Ayrıca yakın zamanda görevden alındıktan hemen sonra ‘çocuğa istismar ‘suçlamasından tutuklanan MHP Diyarbakır İl Başkanı Cihan KAYAALP’ın beraat ettiğine tanık olduk.
Beraat gerekçesinin ‘Çocuk cinsel eylem anında güldü,rızası var.’ şeklinde beyan edilmesi ,16 yaşındaki çocuğun ‘rızası varmış gibi göstermiş olduğunun kabulü’ hukukun ne şekilde işlediğinin en açık örneklerinden biridir.
İstatistikler 1,5 milyonu aşkın kız çocuğunun eğitim sisteminin dışında bırakıldığını göstermektedir.
Eğitime devam etmeyen kız çocukları şiddet, istismar riski altında yaşamlarını sürdürmekte, çocuk yaşta evliliğe maruz bırakılmaktadır. Milli Eğitim Bakanlığı ise bu konuda hiçbir çalışma yürütmemekte aksine cemaat, tarikat ve vakıflarda yaşanan istismar vakaları ortadayken, onlarla protokoller imzalayan Bakanlık bu karanlık yapıların okulların içine girmesine izin vererek çocukları istismara açık hale getirmektedir.
Eğitimin dinselleştirildiği bu süreçte, dini tarikat ve cemaatlerin çocuklara ve topluma karşı işlediği suçların hasıraltı edilmeye, suçların üstü örtülmeye çalışılmaktadır.
Ancak bizler çocuklarımızı bu karanlığa teslim etmemek için gerçeği ısrarla söylemeye devam edeceğiz. Çocuk Haklarına Dair Sözleşme, Lanzarote Sözleşmesi gibi çocuğu koruyan uluslararası sözleşmeleri uygulamayan, failleri aklayan, cezasızlık politikalarında ısrar eden yargı, çocukları korumayan kolluk kuvvetleri, evlilik yaşının 12’ye düşürülmesini isteyen Diyanet İşleri Başkanlığı, laik ve eşit eğitim hakkını yok sayan, cemaatlerle iş birliği yapan Milli Eğitim Bakanlığı, tekçi, gerici ve cinsiyetçi temelde bir toplum inşasını hedefleyen siyasi iktidar çocuk yaşta evliliklerin ve istismarın suç ortağıdır. 6 yaşındaki çocukları evlendiren, istismarı meşrulaştıran gerici, ataerkil zihniyetinizi kabul etmiyoruz! Çocuklarımızı karanlığınıza teslim etmeyeceğiz.

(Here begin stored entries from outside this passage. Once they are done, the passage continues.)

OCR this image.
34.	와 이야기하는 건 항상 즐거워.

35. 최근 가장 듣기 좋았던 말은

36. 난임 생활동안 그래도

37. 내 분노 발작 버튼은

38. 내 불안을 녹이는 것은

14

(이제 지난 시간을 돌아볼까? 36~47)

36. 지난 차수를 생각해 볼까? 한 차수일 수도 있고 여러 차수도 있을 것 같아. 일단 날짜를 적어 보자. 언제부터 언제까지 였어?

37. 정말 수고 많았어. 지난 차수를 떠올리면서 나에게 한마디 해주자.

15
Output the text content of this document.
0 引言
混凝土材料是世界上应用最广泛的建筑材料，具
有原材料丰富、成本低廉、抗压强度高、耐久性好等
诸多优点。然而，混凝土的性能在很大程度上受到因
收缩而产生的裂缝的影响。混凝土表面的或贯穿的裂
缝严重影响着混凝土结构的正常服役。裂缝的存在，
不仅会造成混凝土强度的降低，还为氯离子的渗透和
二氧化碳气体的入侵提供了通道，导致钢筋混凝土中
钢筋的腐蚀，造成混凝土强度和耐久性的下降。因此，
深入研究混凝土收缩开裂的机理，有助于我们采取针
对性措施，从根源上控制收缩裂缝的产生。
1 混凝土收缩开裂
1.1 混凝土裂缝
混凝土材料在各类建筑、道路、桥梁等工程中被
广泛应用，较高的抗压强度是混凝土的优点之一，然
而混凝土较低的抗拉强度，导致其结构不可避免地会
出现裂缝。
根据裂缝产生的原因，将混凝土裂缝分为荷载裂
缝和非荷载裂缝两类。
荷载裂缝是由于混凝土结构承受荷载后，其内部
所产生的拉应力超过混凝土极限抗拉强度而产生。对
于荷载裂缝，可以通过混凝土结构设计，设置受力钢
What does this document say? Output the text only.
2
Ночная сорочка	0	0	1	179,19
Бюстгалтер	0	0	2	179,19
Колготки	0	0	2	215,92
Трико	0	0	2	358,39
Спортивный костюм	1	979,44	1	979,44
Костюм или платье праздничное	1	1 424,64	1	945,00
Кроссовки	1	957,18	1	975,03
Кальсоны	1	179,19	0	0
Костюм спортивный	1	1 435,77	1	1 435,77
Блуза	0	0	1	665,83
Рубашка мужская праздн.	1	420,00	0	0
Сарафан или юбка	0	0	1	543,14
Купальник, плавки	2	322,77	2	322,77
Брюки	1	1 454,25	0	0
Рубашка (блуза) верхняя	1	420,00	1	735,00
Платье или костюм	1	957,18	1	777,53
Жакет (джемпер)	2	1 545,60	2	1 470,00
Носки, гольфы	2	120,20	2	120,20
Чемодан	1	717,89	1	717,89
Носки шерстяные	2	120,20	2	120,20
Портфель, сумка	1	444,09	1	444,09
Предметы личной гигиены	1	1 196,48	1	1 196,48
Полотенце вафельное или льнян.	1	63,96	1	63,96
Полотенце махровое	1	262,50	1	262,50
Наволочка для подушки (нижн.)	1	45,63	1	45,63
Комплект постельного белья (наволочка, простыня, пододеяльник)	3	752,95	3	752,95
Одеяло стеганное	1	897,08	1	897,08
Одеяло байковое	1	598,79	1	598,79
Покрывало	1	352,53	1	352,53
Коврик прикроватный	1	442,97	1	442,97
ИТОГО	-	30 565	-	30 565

Laik, eşit ve demokratik bir toplum, çocuklarımıza özgür bir dünya bırakma mücadelemizden vazgeçmeyeceğiz!
Öyleyse en kısa zamanda ve planlı olarak çocukların cinsel istismarını yaratan eril ve cinsiyetçi söylemin ortadan kaldırılması için çok yönlü ve yaygın bir eğitim programının uygulanması ve bunun bir devlet politikası haline getirilmesi, bundan daha önemlisi bu durumu besleyen eril söylemlerin ve cinsiyetçi dilin yaşamın her alanında mahkûm edilmesi ve daha da önemlisi İstanbul Sözleşmesine yeniden dönülmesi gerekmektedir.
Ayrıca Çocuk Hakları Sözleşmesinin Çocuğa Karşı Ayrımcılık Yasağı, Çocuğun Yaşama ve Gelişmesinin Sağlanması, Çocuğun Yüksek Yararının Gözetilmesi, Çocuğun Katılım Hakkının Sağlanması olan dört temel ilkesinin esas alındığı kanuni ve toplumsal düzenlemelerin acilen yaşama geçirilmesi gerekmektedir.
Çocuğa yönelik cinsel istismar bir insanlık suçudur!
"LAİK, EŞİT, DEMOKRATİK TOPLUMU YENİDEN İNŞA ETME MÜCADELEMİZDEN VAZGEÇMEYECEĞİZ.